Siamo alle cover. Alle plastificazioni, ai fantocci di cartone a mo’ di ironico sit in. Me lo ricordo ancora, Ferlaino incappucciato a bordo campo, sotto la pioggia, pure d’inverno, a vedersi la partita. Me li ricordo ancora Rozzi e Viola, dell’Ascoli dei miracoli e della Roma che vinceva e faceva prima pagina, davvero, senza proclami sprezzanti del pericolo tattico e col calcio a farla da padrone.
Mi ricordo pure Anconetani, del Pisa che nessuno sa se ritornerà più in A, Agnelli, poggiato sul suo elegante bastone e con l'orologio in bella mostra, e Pellegrini, l’interista un po’ antipatico con l’arma della diplomazia. Ma una sagoma di carta, quella proprio non me la ricordo.
Siamo alle gigantografie, ai messaggi di polistirolo, e il bello è che qualcuno li sfodera sulle cose nate a muso duro. Sembra un’iniziativa da partito di circostanza, la protesta “simpatica” di qualche presidente, come quei movimenti che durano un mese e, colorati di rosa pallido, sfoggiano l’innocua soluzione alternativa.

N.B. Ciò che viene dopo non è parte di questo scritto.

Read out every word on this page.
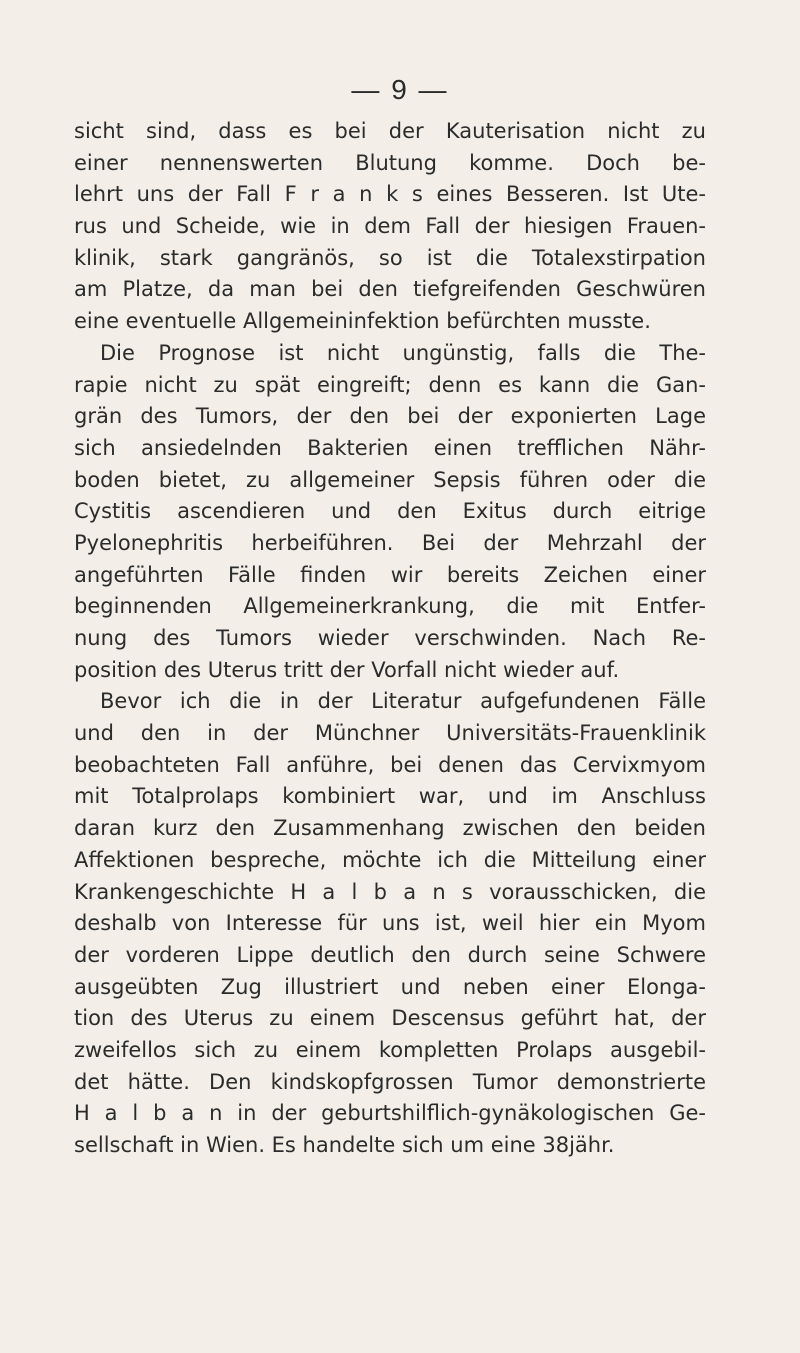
— 9 —
sicht sind, dass es bei der Kauterisation nicht zu
einer nennenswerten Blutung komme. Doch be-
lehrt uns der Fall F r a n k s eines Besseren. Ist Ute-
rus und Scheide, wie in dem Fall der hiesigen Frauen-
klinik, stark gangränös, so ist die Totalexstirpation
am Platze, da man bei den tiefgreifenden Geschwüren
eine eventuelle Allgemeininfektion befürchten musste.
Die Prognose ist nicht ungünstig, falls die The-
rapie nicht zu spät eingreift; denn es kann die Gan-
grän des Tumors, der den bei der exponierten Lage
sich ansiedelnden Bakterien einen trefflichen Nähr-
boden bietet, zu allgemeiner Sepsis führen oder die
Cystitis ascendieren und den Exitus durch eitrige
Pyelonephritis herbeiführen. Bei der Mehrzahl der
angeführten Fälle finden wir bereits Zeichen einer
beginnenden Allgemeinerkrankung, die mit Entfer-
nung des Tumors wieder verschwinden. Nach Re-
position des Uterus tritt der Vorfall nicht wieder auf.
Bevor ich die in der Literatur aufgefundenen Fälle
und den in der Münchner Universitäts-Frauenklinik
beobachteten Fall anführe, bei denen das Cervixmyom
mit Totalprolaps kombiniert war, und im Anschluss
daran kurz den Zusammenhang zwischen den beiden
Affektionen bespreche, möchte ich die Mitteilung einer
Krankengeschichte H a l b a n s vorausschicken, die
deshalb von Interesse für uns ist, weil hier ein Myom
der vorderen Lippe deutlich den durch seine Schwere
ausgeübten Zug illustriert und neben einer Elonga-
tion des Uterus zu einem Descensus geführt hat, der
zweifellos sich zu einem kompletten Prolaps ausgebil-
det hätte. Den kindskopfgrossen Tumor demonstrierte
H a l b a n in der geburtshilflich-gynäkologischen Ge-
sellschaft in Wien. Es handelte sich um eine 38jähr.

Per cosa? Magari per una cosa seria.
Fa ridere, e non poco, a guardarle, certe scene. Come fanno ridere quelli che mandano via un allenatore dopo tre partite - a qualcuno ne è anche bastata una - per passare alla storia come “esonerallenatori”. Magari chi si sbarazza così presto del mister, un giorno s’inventerà l’allenamento a progetto, il cocoprò della domenica, oppure, sempre fedele alla filosofia dell’avanti un altro, ne assumerà tre o quattro da mettere in competizione. Per la serie, uno almeno mi garberà. Ma in fondo, per qualcuno, non è che una nevrosi gestionale licenziarne uno per non mandarne via venti.
Gli inglesi, intanto, da buoni censori autorizzati - da chi non si è mai capito - si lamentano degli allenatori squalificati che fanno le sostituzioni nell’intervallo, mentre tra presidenti squalificati e allenatori deferiti, la tribuna sembra essere diventata la riserva dei diffidati di lusso. Somigliano più a degli ultrà irrequieti, le alte dirigenze tecniche e societarie, che, anche senza obbligo di squalifica, si vedono spesso rinchiuse e isolate in quelle stanzette buie in plexiglass, i buchi neri in mezzo all’illuminazione dello stadio. Se ne stanno lì dentro, come l’Innominato, a scrutare il pallone dall’alto in basso, conservati nella scatola per le bomboniere.
Per obbligo o per scelta, per vezzo o per comodità, a volte pare che dal confine del campo agli spalti dello stadio, si verifichi una certa separazione, dentro i margini dei settori, dentro le gabbiette per gli squalificati e le sedie riservate alle gigantografie. Siparietti disarmanti. La morale, che la sorte ce ne liberi sempre di questa morale, è che a litigare troppo prima o poi si resta soli, oppure si finisce per farsi surrogare da una sagoma di cartone.